Time Should have 1ft intervals (whole numbers) in here
Is this realistic? • Since the loss equations we are using are specific to our materials, we have to transfer our numbers to the size of an actual coaster. This means that the scale factor becomes 1 in. = 1 ft., so from the previous exercises, 40 ft. = 1 ft. • This scale factor will not be used to determine velocity, but it should be used to determine elapsed time in your cost workbook.

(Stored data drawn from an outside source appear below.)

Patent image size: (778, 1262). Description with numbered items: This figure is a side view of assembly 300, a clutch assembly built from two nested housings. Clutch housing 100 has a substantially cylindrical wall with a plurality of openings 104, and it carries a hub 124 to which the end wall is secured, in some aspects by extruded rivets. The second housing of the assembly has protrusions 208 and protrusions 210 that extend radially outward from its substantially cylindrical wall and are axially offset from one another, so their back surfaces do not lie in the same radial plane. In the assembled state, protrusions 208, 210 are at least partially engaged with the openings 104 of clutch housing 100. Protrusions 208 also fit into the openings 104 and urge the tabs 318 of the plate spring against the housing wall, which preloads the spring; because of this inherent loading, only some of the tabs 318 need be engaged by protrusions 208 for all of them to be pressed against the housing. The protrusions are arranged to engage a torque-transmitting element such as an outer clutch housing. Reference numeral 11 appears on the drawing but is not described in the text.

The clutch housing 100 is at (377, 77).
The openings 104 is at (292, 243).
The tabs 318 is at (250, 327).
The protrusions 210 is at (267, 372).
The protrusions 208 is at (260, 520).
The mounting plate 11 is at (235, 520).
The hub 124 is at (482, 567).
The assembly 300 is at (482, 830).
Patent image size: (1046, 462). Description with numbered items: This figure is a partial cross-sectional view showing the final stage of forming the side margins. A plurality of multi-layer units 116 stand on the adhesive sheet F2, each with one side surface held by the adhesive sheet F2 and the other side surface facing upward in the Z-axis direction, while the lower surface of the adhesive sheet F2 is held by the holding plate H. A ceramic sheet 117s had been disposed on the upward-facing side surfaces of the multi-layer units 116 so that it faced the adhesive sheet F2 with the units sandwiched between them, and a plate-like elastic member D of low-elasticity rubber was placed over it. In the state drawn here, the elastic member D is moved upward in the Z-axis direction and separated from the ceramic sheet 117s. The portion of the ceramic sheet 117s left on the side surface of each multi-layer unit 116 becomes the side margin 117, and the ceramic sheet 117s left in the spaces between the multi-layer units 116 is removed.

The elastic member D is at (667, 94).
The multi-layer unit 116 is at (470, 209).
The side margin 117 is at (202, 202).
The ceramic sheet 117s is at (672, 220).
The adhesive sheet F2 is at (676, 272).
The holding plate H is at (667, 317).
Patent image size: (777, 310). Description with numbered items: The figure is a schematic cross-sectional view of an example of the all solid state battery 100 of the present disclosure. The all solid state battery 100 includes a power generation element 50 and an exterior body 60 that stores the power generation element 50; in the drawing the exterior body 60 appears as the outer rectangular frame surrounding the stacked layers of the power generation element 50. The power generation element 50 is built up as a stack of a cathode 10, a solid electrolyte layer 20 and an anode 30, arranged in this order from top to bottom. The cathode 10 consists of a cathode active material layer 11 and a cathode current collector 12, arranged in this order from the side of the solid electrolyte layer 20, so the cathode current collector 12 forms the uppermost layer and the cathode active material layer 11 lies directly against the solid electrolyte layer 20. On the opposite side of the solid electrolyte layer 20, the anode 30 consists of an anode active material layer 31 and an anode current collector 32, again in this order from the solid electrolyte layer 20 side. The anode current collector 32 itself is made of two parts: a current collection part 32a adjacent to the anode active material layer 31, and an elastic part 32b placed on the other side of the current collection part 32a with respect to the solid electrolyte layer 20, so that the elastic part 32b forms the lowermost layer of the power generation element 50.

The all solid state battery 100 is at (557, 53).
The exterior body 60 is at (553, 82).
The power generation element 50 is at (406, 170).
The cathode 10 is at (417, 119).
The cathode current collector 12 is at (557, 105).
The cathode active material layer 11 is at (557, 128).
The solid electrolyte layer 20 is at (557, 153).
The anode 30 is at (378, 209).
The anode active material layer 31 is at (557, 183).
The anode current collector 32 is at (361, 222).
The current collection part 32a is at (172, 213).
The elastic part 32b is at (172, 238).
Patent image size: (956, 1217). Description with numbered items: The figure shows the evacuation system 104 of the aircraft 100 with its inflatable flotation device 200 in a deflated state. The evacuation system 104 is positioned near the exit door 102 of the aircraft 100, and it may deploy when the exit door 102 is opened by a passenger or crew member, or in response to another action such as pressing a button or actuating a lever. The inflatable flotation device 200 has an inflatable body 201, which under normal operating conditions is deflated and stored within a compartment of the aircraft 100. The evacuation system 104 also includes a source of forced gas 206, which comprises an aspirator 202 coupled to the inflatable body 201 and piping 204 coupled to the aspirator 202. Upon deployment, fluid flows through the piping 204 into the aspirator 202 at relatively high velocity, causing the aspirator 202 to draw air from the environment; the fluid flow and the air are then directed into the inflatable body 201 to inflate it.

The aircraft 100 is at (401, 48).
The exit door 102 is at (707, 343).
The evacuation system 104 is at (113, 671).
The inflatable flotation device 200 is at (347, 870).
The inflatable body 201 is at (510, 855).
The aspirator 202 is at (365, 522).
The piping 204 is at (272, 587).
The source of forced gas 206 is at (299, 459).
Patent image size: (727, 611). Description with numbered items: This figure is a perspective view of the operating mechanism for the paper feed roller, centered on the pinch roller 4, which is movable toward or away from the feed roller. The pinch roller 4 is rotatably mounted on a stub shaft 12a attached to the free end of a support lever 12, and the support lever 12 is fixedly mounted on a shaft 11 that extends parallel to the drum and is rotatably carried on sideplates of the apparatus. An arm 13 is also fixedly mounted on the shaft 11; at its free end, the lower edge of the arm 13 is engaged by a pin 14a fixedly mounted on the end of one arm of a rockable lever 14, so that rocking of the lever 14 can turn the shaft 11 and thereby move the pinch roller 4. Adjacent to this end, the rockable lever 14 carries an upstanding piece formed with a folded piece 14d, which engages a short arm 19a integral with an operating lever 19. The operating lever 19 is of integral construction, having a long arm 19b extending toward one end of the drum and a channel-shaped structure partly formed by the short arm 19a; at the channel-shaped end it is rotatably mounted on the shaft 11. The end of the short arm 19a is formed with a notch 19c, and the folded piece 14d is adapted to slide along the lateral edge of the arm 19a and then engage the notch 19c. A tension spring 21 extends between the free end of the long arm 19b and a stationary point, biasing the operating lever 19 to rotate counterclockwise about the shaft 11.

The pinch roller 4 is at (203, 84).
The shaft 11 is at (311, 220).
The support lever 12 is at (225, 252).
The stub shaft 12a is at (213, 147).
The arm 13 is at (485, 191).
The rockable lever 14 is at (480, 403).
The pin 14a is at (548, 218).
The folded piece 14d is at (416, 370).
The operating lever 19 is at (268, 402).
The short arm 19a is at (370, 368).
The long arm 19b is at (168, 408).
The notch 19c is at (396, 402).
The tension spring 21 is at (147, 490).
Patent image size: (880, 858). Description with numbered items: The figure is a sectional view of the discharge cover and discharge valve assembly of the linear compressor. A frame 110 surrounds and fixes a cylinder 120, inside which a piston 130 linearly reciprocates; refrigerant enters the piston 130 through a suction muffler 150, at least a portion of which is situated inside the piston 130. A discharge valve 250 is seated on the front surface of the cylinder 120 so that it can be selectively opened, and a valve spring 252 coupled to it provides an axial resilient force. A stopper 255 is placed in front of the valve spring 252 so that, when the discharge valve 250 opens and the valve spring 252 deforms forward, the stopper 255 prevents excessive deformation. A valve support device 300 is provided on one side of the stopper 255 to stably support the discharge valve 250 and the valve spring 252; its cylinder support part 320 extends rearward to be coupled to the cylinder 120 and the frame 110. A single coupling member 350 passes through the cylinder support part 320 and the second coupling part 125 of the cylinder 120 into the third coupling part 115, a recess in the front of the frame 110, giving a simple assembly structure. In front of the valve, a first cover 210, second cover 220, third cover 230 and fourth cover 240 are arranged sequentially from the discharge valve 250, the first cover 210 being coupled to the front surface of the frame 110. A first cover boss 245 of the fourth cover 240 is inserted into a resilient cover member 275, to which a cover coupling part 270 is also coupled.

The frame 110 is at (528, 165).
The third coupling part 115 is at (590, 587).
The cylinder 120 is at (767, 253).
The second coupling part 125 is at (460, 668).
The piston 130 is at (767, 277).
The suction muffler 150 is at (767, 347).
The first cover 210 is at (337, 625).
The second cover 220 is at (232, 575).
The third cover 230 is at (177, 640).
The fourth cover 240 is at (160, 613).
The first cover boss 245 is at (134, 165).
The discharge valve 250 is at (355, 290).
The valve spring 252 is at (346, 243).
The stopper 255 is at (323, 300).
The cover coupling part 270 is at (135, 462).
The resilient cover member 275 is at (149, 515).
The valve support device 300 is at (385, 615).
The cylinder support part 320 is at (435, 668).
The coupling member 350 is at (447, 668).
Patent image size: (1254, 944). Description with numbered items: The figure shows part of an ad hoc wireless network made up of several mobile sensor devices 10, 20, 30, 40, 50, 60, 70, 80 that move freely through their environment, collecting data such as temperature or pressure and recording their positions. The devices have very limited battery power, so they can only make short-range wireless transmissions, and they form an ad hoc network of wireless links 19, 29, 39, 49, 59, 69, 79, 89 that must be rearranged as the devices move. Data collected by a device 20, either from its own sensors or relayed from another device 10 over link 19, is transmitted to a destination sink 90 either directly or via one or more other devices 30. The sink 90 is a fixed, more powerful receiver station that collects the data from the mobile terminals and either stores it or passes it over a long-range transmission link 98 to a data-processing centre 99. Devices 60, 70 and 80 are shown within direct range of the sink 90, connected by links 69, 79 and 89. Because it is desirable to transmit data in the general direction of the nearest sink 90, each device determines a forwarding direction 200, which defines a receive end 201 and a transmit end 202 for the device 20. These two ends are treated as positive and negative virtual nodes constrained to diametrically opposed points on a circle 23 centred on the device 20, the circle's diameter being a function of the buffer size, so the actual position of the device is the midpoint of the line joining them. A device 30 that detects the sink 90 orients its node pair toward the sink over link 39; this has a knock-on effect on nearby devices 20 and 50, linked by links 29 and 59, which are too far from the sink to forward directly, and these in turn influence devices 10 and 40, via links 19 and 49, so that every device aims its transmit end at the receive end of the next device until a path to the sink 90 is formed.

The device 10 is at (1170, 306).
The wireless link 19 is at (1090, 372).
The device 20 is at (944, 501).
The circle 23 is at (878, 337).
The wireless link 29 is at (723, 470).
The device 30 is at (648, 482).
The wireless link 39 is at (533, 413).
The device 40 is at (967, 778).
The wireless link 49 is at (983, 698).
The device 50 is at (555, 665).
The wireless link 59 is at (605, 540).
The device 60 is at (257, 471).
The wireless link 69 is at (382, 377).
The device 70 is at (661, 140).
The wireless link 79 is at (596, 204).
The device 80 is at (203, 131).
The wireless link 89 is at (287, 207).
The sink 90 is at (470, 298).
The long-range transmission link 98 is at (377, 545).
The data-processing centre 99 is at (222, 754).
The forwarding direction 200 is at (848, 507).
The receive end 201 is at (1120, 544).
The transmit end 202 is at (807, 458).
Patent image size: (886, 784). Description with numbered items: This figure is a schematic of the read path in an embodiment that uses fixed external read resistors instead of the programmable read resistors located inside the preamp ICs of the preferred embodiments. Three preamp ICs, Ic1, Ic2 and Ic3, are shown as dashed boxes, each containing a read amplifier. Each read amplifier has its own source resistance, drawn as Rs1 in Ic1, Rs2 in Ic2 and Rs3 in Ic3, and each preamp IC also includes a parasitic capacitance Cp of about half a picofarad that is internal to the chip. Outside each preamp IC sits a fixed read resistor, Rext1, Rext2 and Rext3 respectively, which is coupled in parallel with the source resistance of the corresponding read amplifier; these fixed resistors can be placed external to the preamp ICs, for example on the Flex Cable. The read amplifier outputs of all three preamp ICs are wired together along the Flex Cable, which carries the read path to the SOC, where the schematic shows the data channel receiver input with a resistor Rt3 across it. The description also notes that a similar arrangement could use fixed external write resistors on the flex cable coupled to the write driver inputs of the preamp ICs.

Model Your Own Coaster! • Now you get to model your own coaster!!! • Your coaster should have the actual velocity, g’s, running distance (1 ft intervals), and running time at every increment. • You should measure the track distance at the beginning and end of every section (broken down into track pieces (i.e. loops, ramps, etc.) and accelerating or decelerating) and at one foot intervals between those increments. For loops or curves use simple angle divisions (45 or 90 degrees) and not one foot intervals. • Your sheet should also have a graph of the g’s vs. running distance and your estimated thrill factor and a graph of the velocity vs. distance. • You may include any other graphs that will make your spreadsheet easier to understand. Don’t forget to format everything!
Analyzing Your Data • Getting weird numbers??? • Need to make any changes??? • What kind of changes??? • Have you documented the changes???